Sono almeno una decina le persone salvate dall’inizio del 2017. “Anche nel corso delle recenti visite – ha spiegato Giovanni Ruvolo, direttore dell’unità operativa di Cardiochirurgia del Policlinico dell’Università di Roma Tor Vergata – sono state evidenziate in diversi casi delle patologie gravi che, se non curate, avrebbero potuto provocare in alcuni casi la rottura o la dissezione dell’aorta con gravi conseguenze per i pazienti che per fortuna sono arrivati in tempo per potersi curare”.

Nell’ambito del progetto “Scopriamo l’aneurisma dell’aorta ascendente”, sono oltre 250 le visite eseguite tra gennaio, febbraio e marzo a Sciacca, Ribera, Naro, Montevago e Cianciana dai medici volontari di “A Cuore Aperto”, insieme al professor Ruvolo, Fabio Triolo (cardiologo) e Linda Pisano (cardiochirurgo). Gli infermieri volontari che hanno collaborato con i medici sono Gaetano Ciraolo e Caterina Provenzano. Le prossime tappe del tour della prevenzione ad Agrigento (il 6 maggio) e a Santo Stefano di Quisquina (il 10 giugno).

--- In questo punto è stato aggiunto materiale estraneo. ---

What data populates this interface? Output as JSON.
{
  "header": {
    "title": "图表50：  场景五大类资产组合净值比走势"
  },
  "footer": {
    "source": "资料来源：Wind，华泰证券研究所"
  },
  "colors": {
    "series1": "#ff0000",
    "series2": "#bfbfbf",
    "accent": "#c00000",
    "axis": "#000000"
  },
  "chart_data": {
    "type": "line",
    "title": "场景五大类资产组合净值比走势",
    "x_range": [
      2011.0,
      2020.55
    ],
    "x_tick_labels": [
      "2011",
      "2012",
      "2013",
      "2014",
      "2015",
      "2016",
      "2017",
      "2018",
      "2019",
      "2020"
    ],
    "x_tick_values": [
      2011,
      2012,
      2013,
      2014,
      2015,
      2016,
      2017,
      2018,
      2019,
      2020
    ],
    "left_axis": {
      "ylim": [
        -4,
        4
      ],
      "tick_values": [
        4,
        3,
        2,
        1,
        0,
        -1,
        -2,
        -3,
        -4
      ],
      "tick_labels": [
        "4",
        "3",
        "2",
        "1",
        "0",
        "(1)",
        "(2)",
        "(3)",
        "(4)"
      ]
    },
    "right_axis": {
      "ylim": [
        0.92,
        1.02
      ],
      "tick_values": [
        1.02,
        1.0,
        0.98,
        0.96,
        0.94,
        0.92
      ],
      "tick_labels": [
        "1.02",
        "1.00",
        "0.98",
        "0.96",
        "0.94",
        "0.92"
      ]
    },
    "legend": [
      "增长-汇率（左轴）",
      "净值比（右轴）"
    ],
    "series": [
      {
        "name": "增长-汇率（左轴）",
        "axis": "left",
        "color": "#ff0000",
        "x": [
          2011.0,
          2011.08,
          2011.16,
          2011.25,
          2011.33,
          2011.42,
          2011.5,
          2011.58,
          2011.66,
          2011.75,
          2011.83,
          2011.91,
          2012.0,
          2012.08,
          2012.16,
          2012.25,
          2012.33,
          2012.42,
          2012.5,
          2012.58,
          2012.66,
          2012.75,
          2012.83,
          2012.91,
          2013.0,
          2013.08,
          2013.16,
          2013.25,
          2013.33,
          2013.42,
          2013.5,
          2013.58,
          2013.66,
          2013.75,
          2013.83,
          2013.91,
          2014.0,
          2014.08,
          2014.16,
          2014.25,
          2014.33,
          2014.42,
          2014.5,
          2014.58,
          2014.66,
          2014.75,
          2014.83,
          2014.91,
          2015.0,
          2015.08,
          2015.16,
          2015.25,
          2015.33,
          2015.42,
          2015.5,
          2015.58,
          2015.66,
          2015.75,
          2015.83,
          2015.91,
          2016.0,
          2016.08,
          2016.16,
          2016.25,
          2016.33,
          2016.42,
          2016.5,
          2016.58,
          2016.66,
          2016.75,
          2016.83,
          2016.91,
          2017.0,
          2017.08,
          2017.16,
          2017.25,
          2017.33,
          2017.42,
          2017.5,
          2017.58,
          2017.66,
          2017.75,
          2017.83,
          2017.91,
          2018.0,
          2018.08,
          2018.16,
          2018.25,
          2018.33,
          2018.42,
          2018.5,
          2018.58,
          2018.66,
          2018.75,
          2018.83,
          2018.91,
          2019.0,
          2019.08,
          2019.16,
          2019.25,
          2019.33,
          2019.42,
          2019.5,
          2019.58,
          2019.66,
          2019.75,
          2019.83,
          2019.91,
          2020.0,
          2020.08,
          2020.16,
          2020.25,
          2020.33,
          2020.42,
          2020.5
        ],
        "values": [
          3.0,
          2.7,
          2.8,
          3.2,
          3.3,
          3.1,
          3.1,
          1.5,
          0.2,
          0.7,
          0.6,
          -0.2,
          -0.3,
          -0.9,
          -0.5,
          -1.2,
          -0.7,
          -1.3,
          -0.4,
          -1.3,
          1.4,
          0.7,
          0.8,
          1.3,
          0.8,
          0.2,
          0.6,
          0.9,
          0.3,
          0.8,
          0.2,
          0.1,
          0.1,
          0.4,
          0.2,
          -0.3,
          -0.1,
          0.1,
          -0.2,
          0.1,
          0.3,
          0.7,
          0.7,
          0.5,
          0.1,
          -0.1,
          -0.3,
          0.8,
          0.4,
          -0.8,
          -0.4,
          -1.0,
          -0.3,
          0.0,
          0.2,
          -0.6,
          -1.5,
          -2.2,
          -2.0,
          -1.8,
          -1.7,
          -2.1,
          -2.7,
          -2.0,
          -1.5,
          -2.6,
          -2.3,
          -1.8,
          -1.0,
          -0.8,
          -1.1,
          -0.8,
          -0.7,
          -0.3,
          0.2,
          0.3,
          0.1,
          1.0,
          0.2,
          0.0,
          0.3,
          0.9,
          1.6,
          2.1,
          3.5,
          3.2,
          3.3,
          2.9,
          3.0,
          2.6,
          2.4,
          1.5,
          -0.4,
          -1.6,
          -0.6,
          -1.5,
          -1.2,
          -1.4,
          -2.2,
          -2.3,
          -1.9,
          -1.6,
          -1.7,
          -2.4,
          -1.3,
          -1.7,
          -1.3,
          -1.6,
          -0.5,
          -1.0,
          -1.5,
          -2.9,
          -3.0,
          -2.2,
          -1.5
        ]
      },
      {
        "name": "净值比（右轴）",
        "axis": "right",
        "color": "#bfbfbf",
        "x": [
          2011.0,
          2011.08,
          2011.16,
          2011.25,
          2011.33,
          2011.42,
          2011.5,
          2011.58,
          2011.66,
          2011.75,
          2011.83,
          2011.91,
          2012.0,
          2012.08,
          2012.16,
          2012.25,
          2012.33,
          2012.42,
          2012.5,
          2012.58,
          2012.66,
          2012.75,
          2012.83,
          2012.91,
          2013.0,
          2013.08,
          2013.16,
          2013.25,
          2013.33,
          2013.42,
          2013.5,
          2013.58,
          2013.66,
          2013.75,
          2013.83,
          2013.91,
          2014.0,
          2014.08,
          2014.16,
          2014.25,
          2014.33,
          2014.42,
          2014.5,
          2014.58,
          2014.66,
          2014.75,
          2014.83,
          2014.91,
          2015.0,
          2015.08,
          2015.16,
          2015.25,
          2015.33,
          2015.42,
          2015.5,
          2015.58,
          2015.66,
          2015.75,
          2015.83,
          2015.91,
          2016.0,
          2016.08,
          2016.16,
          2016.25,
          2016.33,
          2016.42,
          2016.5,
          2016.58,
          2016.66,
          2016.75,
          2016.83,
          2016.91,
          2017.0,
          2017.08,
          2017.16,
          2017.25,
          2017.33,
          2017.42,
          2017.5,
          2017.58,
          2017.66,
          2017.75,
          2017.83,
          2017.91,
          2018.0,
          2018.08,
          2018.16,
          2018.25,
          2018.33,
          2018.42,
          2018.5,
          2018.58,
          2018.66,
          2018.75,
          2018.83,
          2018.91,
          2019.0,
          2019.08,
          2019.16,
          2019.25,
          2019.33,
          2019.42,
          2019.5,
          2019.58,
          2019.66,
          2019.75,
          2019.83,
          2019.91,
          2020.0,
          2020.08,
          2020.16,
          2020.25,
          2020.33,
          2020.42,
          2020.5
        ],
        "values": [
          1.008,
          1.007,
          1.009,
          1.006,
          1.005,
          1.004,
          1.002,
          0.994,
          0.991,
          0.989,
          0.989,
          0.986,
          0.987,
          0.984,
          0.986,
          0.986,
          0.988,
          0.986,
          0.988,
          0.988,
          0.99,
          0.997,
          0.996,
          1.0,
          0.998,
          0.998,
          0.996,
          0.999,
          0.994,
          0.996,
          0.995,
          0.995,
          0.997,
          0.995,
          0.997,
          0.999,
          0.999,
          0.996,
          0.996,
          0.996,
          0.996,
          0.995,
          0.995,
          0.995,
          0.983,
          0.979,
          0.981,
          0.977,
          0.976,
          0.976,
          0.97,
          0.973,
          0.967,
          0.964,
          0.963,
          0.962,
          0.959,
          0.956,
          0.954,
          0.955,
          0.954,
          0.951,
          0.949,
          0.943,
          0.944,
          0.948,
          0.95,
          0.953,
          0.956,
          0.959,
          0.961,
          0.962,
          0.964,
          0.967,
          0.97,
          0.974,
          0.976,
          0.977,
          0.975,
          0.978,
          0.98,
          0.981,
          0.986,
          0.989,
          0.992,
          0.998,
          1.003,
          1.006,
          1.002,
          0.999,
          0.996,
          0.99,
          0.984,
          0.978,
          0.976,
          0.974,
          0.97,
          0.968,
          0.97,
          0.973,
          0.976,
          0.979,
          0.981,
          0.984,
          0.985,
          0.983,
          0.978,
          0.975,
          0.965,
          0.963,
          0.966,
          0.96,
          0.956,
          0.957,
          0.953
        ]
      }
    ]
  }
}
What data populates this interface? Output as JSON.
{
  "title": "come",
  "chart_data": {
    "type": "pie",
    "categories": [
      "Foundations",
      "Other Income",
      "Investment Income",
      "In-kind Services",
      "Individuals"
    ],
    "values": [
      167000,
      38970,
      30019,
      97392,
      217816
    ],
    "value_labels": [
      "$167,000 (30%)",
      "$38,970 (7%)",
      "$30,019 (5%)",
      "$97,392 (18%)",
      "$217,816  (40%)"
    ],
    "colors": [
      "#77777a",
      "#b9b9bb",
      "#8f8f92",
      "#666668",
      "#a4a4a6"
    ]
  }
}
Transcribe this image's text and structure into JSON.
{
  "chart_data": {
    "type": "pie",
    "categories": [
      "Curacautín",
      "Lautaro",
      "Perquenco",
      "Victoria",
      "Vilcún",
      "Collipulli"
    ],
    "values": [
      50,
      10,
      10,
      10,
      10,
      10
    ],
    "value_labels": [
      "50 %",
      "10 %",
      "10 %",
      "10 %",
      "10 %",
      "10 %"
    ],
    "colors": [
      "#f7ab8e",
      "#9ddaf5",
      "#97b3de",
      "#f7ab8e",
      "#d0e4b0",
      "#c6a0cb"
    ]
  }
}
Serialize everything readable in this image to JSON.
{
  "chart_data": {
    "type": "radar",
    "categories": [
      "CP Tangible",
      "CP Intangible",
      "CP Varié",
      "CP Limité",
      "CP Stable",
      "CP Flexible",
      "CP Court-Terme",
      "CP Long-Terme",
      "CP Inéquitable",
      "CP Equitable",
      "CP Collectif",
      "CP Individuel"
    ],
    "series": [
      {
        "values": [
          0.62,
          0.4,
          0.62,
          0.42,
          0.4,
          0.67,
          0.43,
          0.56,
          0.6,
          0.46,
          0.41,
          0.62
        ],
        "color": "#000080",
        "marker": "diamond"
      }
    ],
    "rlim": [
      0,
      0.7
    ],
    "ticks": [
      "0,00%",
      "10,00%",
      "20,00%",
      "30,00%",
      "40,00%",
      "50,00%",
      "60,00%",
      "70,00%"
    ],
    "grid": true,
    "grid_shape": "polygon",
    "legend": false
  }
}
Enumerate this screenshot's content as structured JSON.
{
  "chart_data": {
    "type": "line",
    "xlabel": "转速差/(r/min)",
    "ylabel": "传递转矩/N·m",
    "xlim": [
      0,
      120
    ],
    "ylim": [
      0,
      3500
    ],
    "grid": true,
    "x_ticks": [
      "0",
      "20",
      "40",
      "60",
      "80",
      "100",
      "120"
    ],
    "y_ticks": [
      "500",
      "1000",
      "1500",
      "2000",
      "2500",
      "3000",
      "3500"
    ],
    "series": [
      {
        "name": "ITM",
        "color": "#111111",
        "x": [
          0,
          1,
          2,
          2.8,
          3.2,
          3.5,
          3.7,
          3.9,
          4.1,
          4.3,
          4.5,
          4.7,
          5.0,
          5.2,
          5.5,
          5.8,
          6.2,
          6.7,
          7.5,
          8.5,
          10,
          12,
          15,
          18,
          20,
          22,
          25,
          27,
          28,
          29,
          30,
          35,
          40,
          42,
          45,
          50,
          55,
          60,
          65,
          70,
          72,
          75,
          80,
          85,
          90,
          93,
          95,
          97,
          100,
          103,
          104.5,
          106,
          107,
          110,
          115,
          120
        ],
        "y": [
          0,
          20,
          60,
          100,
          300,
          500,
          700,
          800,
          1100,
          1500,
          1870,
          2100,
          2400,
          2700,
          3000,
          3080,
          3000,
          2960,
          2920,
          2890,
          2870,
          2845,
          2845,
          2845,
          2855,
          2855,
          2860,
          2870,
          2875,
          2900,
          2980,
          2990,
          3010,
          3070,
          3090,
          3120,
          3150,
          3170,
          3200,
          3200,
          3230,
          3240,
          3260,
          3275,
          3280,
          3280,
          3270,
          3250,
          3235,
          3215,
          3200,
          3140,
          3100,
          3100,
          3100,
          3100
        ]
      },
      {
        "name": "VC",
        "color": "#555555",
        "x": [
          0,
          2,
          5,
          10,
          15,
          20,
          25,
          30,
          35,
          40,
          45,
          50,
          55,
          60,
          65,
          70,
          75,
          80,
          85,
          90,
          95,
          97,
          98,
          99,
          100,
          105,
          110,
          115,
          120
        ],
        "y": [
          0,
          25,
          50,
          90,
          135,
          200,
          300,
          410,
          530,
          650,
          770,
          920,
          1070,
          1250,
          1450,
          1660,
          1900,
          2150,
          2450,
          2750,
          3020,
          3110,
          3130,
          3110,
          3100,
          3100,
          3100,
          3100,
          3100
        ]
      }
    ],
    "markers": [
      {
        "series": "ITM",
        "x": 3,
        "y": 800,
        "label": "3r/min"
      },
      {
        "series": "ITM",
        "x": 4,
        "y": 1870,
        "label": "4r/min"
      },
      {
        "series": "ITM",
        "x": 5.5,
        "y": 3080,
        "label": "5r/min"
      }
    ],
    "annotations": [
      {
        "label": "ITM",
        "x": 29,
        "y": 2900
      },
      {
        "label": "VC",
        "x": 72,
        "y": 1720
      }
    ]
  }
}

“L’associazione da diversi anni svolge quest’attività di volontariato perché in effetti, nell’Agrigentino, c’è un bisogno di sanità incredibile”, ha detto il professor Ruvolo. “Il grave problema – ha aggiunto – è che moltissime persone, a causa della crisi e della mancanza di lavoro, sempre più spesso non riescono ad avere accesso nemmeno ai servizi della sanità pubblica perché non riescono a pagare i ticket, ci sono tanti anziani ammalati che non possono spostarsi. La sanità del territorio ancora non è ottimizzata come dovrebbe, occorre guardare con più attenzione alle fasce più deboli della società perché il diritto alla salute è un diritto di tutti”.